The inspection took place on 17 and 22 December 2014 and was unannounced. The inspection visit on 22 December was undertaken during the evening.
The service was last inspected on 31 July 2014 when it was found to be in breach of a number of regulations which relate to people’s care and welfare, quality assurance, record keeping and staffing. We asked the service to take urgent action to improve the care and welfare for people and we checked this at an inspection carried out on 26 September 2014. We found that improvements had been made but we still remained concerned about some aspects of people’s care and welfare and so we set a compliance action and asked the provider to send us an action plan outlining how they intended to continue to improve.
At this inspection we checked to see if the service had carried out the required actions to bring about improvements in the service. We found that there was evidence of improvement but that some further improvements were required
The service provides accommodation and nursing care for up to 60 people, some of whom are living with dementia. At the time of our inspection there were 27 people resident. The service is divided into four almost identical wings. Only three were being used and each unit led on to a communal area with a café and other communal facilities.
The service has had a number of managers since it opened in June 2014 but has not had a registered manager in post since September 2014. A registered manager is a person who has registered with the Care Quality Commission to manage the service. Like registered providers, they are ‘registered persons’. Registered persons have legal responsibility for meeting the requirements in the Health and Social Care Act 2008 and associated Regulations about how the service is run. The current manager is temporary and will remain in post until a permanent manager is appointed.
We found that staffing levels meant that sometimes people were left without the staff support they needed.
Medicines were managed well for most people but we were concerned that some errors had not been noticed or investigated by staff. We also found that medicines were being given to people later than their prescribed times which could have placed people at risk.
Staff were trained in safeguarding people from abuse. We found that some potentially harmful substances were accessible to people living with dementia. Other risks were assessed and action taken to reduce the risks to the people who used the service. The recruitment process included checks which aimed to make sure that staff could be employed without posing a risk to people.

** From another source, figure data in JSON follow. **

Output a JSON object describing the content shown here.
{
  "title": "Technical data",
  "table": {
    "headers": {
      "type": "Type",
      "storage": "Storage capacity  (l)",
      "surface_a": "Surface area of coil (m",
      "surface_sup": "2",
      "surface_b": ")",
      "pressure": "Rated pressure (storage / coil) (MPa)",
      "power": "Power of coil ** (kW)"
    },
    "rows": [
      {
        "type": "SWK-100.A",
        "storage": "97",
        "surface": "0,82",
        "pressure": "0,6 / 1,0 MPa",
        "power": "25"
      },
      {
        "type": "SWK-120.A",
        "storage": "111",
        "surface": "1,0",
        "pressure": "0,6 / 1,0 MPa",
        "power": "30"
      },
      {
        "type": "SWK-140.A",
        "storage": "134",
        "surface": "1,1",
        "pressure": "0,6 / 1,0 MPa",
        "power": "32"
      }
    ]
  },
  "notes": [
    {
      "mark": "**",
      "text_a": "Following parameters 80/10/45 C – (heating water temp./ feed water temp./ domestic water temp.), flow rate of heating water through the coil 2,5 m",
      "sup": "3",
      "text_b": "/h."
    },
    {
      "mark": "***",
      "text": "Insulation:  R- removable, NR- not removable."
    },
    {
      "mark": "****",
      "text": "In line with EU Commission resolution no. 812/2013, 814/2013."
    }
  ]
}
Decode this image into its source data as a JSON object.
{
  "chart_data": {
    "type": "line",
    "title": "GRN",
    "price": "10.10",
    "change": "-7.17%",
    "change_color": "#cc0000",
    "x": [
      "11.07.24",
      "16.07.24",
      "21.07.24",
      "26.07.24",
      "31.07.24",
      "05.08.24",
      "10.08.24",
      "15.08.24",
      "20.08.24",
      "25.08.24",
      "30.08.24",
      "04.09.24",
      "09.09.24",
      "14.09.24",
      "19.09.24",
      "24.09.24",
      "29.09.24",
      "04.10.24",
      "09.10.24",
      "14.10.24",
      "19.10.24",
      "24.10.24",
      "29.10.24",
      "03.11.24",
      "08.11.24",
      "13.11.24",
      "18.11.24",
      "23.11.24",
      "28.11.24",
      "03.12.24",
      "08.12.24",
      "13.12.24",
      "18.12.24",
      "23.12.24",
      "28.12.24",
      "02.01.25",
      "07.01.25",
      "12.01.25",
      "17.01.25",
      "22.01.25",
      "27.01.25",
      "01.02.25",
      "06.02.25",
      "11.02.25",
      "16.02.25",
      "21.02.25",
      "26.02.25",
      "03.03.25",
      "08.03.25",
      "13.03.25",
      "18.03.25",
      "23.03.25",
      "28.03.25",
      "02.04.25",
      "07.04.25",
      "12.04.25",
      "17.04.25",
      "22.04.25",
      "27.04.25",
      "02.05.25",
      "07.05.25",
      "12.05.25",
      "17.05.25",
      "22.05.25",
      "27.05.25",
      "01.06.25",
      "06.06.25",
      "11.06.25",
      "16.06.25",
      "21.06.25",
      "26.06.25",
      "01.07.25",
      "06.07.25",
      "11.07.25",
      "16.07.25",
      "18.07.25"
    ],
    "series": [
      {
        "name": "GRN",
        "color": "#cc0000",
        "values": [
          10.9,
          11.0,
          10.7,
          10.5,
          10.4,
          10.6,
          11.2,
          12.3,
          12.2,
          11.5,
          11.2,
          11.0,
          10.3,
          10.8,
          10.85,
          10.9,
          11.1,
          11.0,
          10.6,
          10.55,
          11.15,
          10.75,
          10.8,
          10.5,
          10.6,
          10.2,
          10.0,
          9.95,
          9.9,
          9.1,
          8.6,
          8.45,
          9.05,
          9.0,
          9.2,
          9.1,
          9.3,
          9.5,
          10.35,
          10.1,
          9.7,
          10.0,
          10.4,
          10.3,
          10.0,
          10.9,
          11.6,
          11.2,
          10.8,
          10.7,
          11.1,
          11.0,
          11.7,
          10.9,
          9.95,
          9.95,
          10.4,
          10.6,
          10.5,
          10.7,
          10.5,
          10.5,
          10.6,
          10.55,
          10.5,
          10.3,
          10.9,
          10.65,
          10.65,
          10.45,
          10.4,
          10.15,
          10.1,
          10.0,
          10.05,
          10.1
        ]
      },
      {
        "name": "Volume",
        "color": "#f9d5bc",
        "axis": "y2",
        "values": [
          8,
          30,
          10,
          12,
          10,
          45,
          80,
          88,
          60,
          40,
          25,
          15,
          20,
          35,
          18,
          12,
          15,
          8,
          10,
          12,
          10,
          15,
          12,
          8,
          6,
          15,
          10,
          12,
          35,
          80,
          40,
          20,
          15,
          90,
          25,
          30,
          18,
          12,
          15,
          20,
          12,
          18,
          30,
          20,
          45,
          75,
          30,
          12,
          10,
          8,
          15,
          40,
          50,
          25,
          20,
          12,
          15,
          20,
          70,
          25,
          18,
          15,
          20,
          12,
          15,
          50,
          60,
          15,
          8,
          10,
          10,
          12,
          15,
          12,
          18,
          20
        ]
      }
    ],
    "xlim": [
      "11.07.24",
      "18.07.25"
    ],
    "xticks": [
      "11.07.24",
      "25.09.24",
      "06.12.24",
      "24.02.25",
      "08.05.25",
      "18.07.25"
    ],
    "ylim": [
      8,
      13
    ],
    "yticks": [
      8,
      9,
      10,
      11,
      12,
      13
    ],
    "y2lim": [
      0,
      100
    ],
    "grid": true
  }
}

Staff received the training they needed to carry out their roles and new staff received an induction. Some staff demonstrated an in depth knowledge of the people they were supporting and caring for while others did not.

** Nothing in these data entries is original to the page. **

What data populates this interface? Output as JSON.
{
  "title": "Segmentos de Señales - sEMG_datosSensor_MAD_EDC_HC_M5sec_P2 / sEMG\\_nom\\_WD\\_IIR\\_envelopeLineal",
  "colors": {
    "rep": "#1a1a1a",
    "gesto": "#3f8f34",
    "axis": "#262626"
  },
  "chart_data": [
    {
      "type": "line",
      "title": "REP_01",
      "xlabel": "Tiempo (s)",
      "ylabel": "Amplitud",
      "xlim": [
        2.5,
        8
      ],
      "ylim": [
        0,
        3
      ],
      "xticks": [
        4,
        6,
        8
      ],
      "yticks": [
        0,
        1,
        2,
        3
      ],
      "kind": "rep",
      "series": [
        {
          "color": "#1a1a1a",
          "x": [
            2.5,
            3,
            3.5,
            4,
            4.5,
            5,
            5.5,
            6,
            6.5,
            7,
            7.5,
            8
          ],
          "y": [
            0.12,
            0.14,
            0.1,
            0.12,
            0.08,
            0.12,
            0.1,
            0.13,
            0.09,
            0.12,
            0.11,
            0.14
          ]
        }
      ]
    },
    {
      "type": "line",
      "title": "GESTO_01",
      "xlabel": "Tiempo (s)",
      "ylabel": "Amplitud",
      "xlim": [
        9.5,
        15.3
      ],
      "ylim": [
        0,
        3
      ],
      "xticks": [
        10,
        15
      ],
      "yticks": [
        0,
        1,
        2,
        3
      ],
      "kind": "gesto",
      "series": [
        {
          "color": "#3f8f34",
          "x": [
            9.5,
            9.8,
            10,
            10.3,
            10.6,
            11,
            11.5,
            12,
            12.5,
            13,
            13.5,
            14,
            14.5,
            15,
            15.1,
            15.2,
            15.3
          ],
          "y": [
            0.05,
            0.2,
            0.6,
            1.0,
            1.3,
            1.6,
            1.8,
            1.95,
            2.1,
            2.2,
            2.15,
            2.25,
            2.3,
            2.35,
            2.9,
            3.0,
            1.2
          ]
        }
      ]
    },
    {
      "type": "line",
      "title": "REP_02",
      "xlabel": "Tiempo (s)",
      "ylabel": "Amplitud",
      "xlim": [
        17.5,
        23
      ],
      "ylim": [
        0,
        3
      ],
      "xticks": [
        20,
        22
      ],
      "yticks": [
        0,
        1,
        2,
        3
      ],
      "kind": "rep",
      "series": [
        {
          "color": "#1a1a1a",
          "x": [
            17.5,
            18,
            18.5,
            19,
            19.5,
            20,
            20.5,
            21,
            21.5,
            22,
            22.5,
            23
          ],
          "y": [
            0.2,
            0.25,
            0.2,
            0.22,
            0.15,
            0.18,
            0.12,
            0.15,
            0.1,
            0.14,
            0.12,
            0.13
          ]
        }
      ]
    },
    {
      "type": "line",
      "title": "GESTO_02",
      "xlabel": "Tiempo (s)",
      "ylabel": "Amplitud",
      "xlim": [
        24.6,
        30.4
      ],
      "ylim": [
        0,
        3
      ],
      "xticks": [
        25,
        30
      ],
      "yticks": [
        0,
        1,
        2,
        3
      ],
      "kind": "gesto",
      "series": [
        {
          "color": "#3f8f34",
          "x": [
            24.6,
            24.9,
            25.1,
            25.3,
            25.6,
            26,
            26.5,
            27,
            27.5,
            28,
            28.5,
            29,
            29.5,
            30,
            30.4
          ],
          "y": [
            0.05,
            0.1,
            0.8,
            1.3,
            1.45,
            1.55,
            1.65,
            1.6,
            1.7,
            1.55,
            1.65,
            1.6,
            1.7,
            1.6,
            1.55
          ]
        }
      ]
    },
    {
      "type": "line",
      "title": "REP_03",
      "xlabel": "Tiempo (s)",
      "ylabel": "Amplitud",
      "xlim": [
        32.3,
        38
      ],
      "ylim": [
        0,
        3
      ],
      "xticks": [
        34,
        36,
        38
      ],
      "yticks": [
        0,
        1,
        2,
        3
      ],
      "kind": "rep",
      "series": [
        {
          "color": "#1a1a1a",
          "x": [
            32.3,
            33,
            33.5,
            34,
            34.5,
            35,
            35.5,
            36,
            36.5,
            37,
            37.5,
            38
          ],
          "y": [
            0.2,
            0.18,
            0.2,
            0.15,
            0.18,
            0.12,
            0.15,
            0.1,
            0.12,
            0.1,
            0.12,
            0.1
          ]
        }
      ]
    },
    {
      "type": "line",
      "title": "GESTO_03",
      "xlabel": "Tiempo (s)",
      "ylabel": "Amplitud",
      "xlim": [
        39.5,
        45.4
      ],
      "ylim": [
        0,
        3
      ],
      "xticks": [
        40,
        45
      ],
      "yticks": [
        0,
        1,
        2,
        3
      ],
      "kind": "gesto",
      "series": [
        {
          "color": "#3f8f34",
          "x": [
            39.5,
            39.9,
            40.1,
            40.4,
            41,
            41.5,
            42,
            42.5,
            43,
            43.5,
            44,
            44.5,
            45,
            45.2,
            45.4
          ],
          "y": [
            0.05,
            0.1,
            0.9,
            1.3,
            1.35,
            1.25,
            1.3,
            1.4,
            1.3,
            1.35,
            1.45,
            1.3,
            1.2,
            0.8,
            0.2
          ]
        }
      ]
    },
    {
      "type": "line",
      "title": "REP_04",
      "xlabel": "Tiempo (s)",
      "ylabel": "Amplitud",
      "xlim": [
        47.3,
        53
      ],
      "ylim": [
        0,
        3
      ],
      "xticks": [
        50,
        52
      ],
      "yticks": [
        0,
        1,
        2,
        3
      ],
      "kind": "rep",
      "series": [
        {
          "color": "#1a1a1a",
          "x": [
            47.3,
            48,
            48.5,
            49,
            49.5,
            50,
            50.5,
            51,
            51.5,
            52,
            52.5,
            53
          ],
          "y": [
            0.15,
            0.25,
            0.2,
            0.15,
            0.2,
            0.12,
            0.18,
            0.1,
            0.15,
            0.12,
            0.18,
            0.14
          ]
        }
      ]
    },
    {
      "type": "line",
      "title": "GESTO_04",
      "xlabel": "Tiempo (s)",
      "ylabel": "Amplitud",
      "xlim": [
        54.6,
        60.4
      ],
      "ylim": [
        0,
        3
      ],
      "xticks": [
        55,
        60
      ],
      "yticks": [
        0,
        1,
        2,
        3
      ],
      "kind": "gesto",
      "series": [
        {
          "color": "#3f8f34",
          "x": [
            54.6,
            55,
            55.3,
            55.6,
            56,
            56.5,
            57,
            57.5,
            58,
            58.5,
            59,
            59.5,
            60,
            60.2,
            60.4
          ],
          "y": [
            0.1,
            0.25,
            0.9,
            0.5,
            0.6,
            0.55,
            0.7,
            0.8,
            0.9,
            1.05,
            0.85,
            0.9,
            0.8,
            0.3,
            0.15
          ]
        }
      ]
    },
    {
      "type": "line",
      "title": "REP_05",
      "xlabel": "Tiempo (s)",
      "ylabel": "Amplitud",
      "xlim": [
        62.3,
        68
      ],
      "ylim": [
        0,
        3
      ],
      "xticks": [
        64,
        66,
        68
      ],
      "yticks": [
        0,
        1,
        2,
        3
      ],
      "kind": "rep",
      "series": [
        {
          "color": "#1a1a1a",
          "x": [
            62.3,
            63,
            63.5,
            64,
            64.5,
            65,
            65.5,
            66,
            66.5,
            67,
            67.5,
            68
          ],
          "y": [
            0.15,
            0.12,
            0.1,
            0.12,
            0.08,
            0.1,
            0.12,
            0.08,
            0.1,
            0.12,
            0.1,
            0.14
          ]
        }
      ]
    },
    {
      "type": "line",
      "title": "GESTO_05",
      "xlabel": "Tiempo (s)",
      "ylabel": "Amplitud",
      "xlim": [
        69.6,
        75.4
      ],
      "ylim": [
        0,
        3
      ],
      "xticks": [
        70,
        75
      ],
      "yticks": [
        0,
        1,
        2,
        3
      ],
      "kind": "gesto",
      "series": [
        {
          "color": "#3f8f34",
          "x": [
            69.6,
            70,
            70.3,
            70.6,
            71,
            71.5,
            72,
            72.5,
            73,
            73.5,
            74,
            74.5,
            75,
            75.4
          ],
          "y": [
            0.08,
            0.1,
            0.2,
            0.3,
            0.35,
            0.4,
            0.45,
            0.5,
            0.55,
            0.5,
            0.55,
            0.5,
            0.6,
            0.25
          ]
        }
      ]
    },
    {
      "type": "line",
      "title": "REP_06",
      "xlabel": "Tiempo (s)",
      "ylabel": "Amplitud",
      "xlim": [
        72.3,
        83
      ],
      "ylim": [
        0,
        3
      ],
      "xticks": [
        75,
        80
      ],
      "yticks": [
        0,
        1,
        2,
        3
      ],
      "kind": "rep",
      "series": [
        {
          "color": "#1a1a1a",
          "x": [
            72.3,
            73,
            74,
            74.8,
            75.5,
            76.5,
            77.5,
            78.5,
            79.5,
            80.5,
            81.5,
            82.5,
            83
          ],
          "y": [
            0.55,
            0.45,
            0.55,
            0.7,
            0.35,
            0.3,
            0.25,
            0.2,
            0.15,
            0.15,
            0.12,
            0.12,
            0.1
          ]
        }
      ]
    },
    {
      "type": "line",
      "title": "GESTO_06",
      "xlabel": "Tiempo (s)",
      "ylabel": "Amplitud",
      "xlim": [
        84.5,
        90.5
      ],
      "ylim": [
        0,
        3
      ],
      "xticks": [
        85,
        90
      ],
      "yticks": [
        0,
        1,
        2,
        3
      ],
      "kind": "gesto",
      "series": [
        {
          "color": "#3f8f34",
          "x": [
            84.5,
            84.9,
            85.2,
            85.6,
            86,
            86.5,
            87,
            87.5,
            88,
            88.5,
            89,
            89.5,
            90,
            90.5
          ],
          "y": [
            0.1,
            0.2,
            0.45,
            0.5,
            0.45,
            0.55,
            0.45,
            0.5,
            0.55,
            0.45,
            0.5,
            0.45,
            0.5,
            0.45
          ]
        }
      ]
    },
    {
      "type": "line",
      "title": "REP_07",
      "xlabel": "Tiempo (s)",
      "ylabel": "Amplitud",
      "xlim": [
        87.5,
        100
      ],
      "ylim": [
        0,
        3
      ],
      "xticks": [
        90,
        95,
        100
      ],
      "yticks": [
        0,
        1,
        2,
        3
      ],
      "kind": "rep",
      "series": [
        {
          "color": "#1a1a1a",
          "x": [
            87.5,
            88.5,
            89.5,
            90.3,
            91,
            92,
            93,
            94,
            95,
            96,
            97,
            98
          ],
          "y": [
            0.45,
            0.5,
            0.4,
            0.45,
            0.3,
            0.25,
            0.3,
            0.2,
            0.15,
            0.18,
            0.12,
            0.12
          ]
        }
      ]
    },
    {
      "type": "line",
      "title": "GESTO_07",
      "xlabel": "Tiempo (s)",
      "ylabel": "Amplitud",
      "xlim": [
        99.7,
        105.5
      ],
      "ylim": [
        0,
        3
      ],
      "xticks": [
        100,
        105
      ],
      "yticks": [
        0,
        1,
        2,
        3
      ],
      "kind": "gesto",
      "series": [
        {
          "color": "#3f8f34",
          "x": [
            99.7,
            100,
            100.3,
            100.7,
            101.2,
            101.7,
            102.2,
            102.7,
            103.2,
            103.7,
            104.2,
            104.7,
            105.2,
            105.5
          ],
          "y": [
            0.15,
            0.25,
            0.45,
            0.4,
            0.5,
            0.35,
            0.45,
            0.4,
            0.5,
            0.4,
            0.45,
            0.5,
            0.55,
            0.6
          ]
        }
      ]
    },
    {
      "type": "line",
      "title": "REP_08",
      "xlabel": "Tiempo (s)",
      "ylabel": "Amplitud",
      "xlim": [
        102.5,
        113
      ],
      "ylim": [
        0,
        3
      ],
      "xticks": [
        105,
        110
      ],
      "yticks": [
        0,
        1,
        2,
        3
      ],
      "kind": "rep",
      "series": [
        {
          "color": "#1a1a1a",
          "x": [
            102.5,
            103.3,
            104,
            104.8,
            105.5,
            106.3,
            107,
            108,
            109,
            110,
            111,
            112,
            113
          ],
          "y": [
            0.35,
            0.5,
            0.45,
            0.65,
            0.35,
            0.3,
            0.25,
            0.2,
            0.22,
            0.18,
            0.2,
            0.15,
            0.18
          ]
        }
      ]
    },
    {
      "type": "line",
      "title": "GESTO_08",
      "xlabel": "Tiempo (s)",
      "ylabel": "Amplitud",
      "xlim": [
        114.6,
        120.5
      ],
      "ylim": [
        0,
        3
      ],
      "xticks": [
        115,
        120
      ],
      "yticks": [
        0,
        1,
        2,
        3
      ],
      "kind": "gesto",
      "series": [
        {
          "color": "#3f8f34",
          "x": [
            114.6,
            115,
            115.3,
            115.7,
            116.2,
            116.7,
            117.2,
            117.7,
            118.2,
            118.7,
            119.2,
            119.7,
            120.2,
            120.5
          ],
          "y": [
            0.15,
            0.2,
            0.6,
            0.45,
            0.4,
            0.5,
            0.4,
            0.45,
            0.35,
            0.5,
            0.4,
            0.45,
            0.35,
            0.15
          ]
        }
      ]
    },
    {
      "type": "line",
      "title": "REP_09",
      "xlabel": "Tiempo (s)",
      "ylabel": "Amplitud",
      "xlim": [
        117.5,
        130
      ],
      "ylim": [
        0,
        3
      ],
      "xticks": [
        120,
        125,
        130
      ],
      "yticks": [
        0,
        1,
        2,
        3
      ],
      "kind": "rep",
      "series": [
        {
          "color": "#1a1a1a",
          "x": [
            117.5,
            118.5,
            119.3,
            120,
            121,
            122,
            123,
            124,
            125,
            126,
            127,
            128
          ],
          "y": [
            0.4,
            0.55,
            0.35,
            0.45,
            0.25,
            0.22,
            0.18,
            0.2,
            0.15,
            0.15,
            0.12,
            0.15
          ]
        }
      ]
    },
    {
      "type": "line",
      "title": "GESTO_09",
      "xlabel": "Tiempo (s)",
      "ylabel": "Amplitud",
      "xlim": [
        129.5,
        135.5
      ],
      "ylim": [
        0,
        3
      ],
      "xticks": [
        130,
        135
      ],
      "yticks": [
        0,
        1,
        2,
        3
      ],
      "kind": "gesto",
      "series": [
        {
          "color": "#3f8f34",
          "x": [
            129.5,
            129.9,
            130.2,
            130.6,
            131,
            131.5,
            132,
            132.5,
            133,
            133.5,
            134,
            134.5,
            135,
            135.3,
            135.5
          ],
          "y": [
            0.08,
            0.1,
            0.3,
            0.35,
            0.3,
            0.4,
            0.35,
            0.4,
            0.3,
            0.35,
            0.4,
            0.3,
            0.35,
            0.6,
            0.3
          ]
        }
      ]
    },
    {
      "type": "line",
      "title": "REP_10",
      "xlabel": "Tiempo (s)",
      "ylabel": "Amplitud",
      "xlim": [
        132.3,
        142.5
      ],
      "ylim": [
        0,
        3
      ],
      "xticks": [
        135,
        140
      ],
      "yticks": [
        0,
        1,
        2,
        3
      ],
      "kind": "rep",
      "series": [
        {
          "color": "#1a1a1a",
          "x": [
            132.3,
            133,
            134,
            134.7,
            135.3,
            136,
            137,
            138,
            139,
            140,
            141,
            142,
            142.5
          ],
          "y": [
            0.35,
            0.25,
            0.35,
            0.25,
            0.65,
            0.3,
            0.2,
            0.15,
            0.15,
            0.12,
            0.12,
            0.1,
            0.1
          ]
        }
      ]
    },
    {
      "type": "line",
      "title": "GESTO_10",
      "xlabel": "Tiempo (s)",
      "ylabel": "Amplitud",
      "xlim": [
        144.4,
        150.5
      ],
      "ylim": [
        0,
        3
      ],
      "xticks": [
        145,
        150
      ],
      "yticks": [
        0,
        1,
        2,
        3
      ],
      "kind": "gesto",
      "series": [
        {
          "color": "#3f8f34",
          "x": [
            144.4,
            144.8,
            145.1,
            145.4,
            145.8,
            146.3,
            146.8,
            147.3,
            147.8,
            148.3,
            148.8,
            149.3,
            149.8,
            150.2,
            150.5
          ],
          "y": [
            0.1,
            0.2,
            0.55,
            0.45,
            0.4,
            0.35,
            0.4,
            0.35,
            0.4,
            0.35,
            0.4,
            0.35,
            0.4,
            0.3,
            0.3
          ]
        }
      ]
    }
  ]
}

We saw that staff demonstrated that they understood the Mental Capacity Act 2005 (MCA) and the Deprivation of Liberty Safeguards DoLS) and acted in accordance with them. The MCA ensures that, where people lack capacity to make decisions for themselves, decisions are made in their best interests according to a structured process. DoLS ensure that people are not unlawfully deprived of their liberty and where restrictions are required to protect people and keep them safe, this is done in line with legislation.
People who used the service were very positive about the food and were able to exercise choice about their meals. Special diets were well catered for but we some people did not get the support or prompting they needed to eat their meals. People identified as being at risk of not eating enough were promptly referred to the dietician and monitored. People were also supported to access other healthcare professionals when they needed them.

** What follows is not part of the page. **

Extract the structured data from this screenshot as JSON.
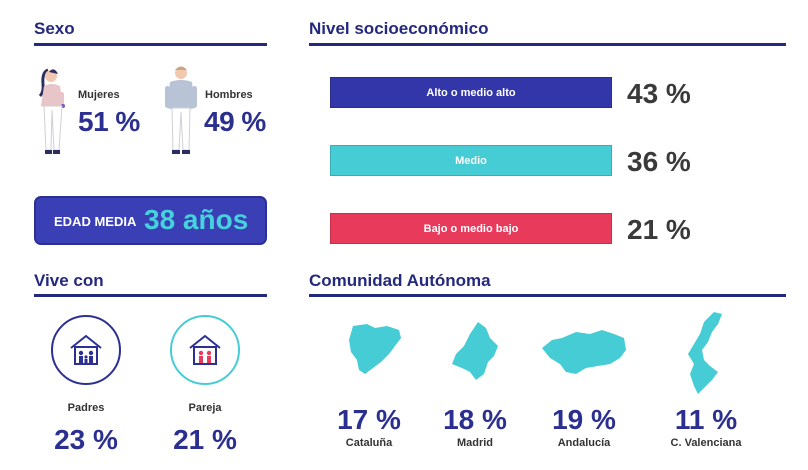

We found the majority of staff to be caring and committed. People were treated respectfully but people were not always encouraged to be independent or involved in the daily life of the service. People, and their relatives, were unhappy with the lack of things to do and were not supported to follow their own interests and hobbies..
People, or their relatives, were involved in assessing and planning care and had opportunities to meet with staff and review progress.
Formal complaints were managed well but some people found the response to concerns which were raised informally less so
The manager had begun to try to change the culture of the service and had introduced some new initiatives and had improved communication. People were confused due to the large amount of changes in management since the service opened. Most of the people who used the service did not know who the new manager was and had not had formal opportunities to meet with her. Quality assurance systems had not picked up some of the concerns we found on inspection.
We found continued breaches of regulations which relate to record keeping and staffing, as well as a breach of regulation which concerns the management of medicines. You can see what action we have told the provider to take at the back of this report.